Università Cattolica del Sacro Cuore

Se è il cuoco di bordo a dirci dove andare

Tre giorni fa un poliziotto a Napoli spara e uccide un ragazzo in motorino che non si era fermato all´alt, ieri viene recuperato il corpo di un agente della finanza annegato dopo lo speronamento degli scafisti in Adriatico. Ancora ieri a Milano un ispettore di polizia, che accusava un rapinatore di aver tentato di sparargli addosso per quattro volte, viene smentito al processo assieme al vicedirettore della banca assalita dalle riprese della telecamera a circuito chiuso. La settimana scorsa un giovane maresciallo dei carabinieri, di nuovo in Puglia, viene ucciso a sangue freddo dai rapinatori di un´altra banca.  Giustizieri e vittime, vittime e giustizieri. La storia continua a ripetersi in questi giorni e il pendolo oscilla implacabile colpendo i servitori in armi dello Stato di qua e di là, di là e di qua. Vittime o carnefici, eroi quotidiani o rambo dal grilletto facile. Di qua e di là qualche volta per scelta, qualche volta per caso. Se il giovane ucciso a Napoli fosse stato un pericoloso ricercato, come sarebbe giudicato ora quel poliziotto? E la sua richiesta, rifiutata, di perdono alla famiglia? Una debolezza, il timore di una vendetta? Ma quel ragazzo era solo un ragazzo e se nello scontro in mare fossero annegati gli altri, con che sospetti sarebbero state accolte le dichiarazioni dei finanzieri vivi? 

Quando si ascoltano i discorsi dei medici fra di loro, dei chirurghi soprattutto, prende facilmente il gelo. La consuetudine con la morte ha alterato, pensiamo noi, la loro percezione della realtà. Ma senza quella freddezza nel trattare come corpi delle vite in bilico ci sarebbero più errori, e più racconti senza lieto fine. Come a loro, chiediamo ai servitori in armi dello Stato coinvolgimento professionale ma freddezza, umanità ma rigore tecnico. Lo chiediamo però a gente che non ha davanti un corpo anestetizzato, un gruppo di collaboratori, magari del tempo, e comunque la difesa data da un sapere difficilmente contestabile. Lo chiediamo a gente che in gioco mette anche la propria vita, con alle spalle una società volentieri schizofrenica la quale un giorno chiede più sicurezza e l´altro maggior clemenza, e vuole tutte e due assieme, più protezione e più comprensione, più severità e più tolleranza.   

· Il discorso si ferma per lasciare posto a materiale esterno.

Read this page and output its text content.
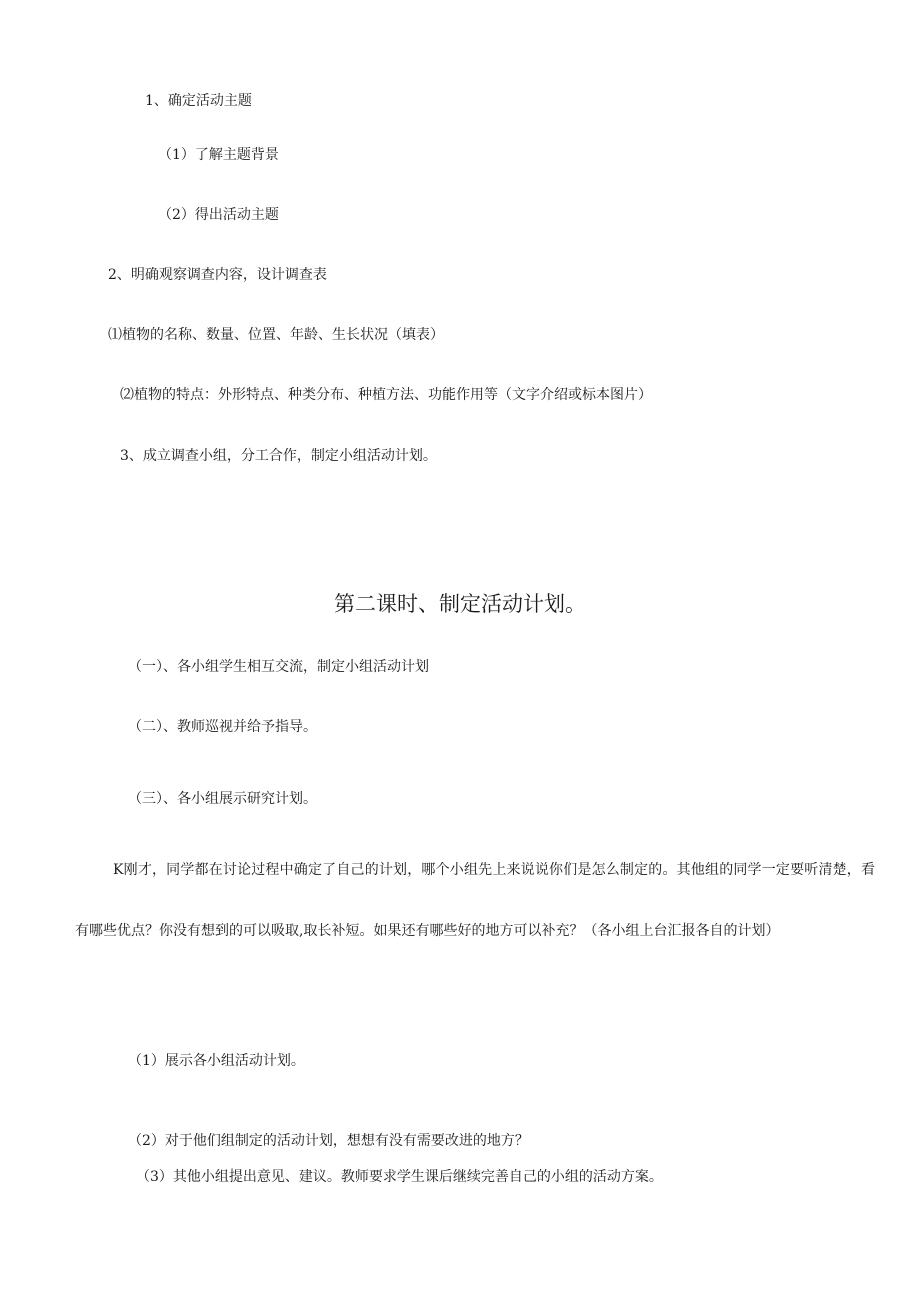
1、确定活动主题
（1）了解主题背景
（2）得出活动主题
2、明确观察调查内容，设计调查表
⑴植物的名称、数量、位置、年龄、生长状况（填表）
⑵植物的特点：外形特点、种类分布、种植方法、功能作用等（文字介绍或标本图片）
3、成立调查小组，分工合作，制定小组活动计划。
第二课时、制定活动计划。
（一）、各小组学生相互交流，制定小组活动计划
（二）、教师巡视并给予指导。
（三）、各小组展示研究计划。
K刚才，同学都在讨论过程中确定了自己的计划，哪个小组先上来说说你们是怎么制定的。其他组的同学一定要听清楚，看有哪些优点？你没有想到的可以吸取,取长补短。如果还有哪些好的地方可以补充？（各小组上台汇报各自的计划）
（1）展示各小组活动计划。
（2）对于他们组制定的活动计划，想想有没有需要改进的地方？
（3）其他小组提出意见、建议。教师要求学生课后继续完善自己的小组的活动方案。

Mi raccontava un amico, a suo tempo carabiniere ausiliario, che una notte avevano inseguito per vari chilometri e ad altissima velocità un´auto la quale non si era fermata all´alt. E s´era arrestata solo quando avevano puntato il mitra fuori dal finestrino. Banditi, ricercati, corrieri della droga? Macché, due cretini in trasferta per lavoro che avevano fretta di tornare dalla famiglia lontana. Li lasciarono andare senza neanche una multa. Ma non è semplice trovare sempre una soluzione giusta, resistere alla pressione per la scelta più facile.  Era una notte senza allarmi in un angolo tranquillo del paese, quella. Ci vuole l´addestramento si dirà, il buonsenso e quello della democrazia, la consapevolezza di sé e degli altri, l´esempio dei capi. La coscienza in fondo. Ma come società quanto ce ne preoccupiamo? Kierkegard scriveva che siamo come una nave sulla quale è il cuoco di bordo a parlare con il megafono del capitano, ma non per dirgli dove andare o che manovre compiere, ma quel che si mangerà. 

Non possiamo giustificare gli errori dei servitori in armi dello Stato, sia chiaro, né dobbiamo permettere che diventino sceriffi da Far West, o vendicatori della società. Ma non dimentichiamo nemmeno che sono anche loro su questa nostra barca e non sfuggono alla comune nostra condizione.